When Noceti moved to Manteca she launched a similar program with a new July Fourth Celebration committee becoming its president as she drew teenage girls into the program. In the early 1990s she followed the lead of the Smethers by creating Manteca Youth Focus to later include Miss Manteca and saw it become a 501 (c-3) non-profit corporation.

She has also headed up the Manteca Cowboys Youth Football League Cheerleaders as well as the Delta Rebels Cheerleaders’ group. She has taught gymnastics to children between ages 4 and 16, also heading up several volunteer fundraising efforts for Stella Brockman School in Manteca. 

Her 70-hour work weeks include being the operations manager for the three tracks – including one for go-karts — at the 99 Speedway in Stockton coordinating staff and volunteers’ training and handling customer relations’ duties. 

Owning a boutique has been a lifelong dream. She said she wanted a shop where three generations – grandma, mom and daughter – could go together and be inspired by the stock on hand.
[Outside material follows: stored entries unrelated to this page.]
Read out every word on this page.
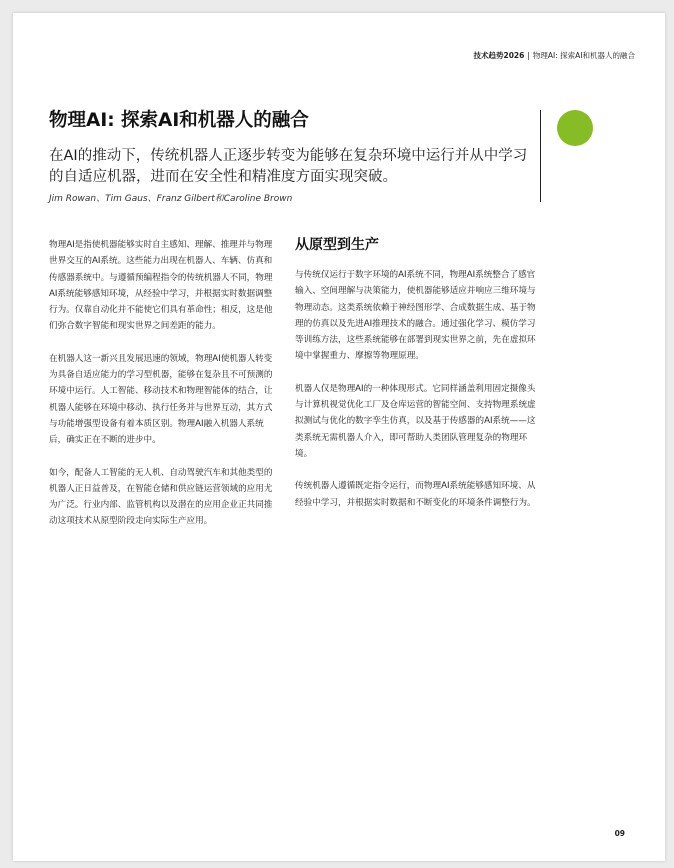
技术趋势2026 | 物理AI: 探索AI和机器人的融合
物理AI: 探索AI和机器人的融合

在AI的推动下，传统机器人正逐步转变为能够在复杂环境中运行并从中学习的自适应机器，进而在安全性和精准度方面实现突破。

Jim Rowan、Tim Gaus、Franz Gilbert和Caroline Brown

物理AI是指使机器能够实时自主感知、理解、推理并与物理世界交互的AI系统。这些能力出现在机器人、车辆、仿真和传感器系统中。与遵循预编程指令的传统机器人不同，物理AI系统能够感知环境，从经验中学习，并根据实时数据调整行为。仅靠自动化并不能使它们具有革命性；相反，这是他们弥合数字智能和现实世界之间差距的能力。

在机器人这一新兴且发展迅速的领域，物理AI使机器人转变为具备自适应能力的学习型机器，能够在复杂且不可预测的环境中运行。人工智能、移动技术和物理智能体的结合，让机器人能够在环境中移动、执行任务并与世界互动，其方式与功能增强型设备有着本质区别。物理AI融入机器人系统后，确实正在不断的进步中。

如今，配备人工智能的无人机、自动驾驶汽车和其他类型的机器人正日益普及，在智能仓储和供应链运营领域的应用尤为广泛。行业内部、监管机构以及潜在的应用企业正共同推动这项技术从原型阶段走向实际生产应用。

从原型到生产

与传统仅运行于数字环境的AI系统不同，物理AI系统整合了感官输入、空间理解与决策能力，使机器能够适应并响应三维环境与物理动态。这类系统依赖于神经图形学、合成数据生成、基于物理的仿真以及先进AI推理技术的融合。通过强化学习、模仿学习等训练方法，这些系统能够在部署到现实世界之前，先在虚拟环境中掌握重力、摩擦等物理原理。

机器人仅是物理AI的一种体现形式。它同样涵盖利用固定摄像头与计算机视觉优化工厂及仓库运营的智能空间、支持物理系统虚拟测试与优化的数字孪生仿真，以及基于传感器的AI系统——这类系统无需机器人介入，即可帮助人类团队管理复杂的物理环境。

传统机器人遵循既定指令运行，而物理AI系统能够感知环境、从经验中学习，并根据实时数据和不断变化的环境条件调整行为。

09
“We also have 12 ladies – local artists – who bring us handmade items to sell in our store,” Noceti said. 

The stairway to the basement has an “Enchanted Nature” theme mural painted on facing walls and a waterfall at the base of the staircase.

“It’s a place where larger ladies can also find an attractive variety of clothes,” she said.

One of her assistants, Katelyn Johnson, is a singer in the country band Resident Angels doubling as a certified massage therapist at Spa ’56 in Manteca.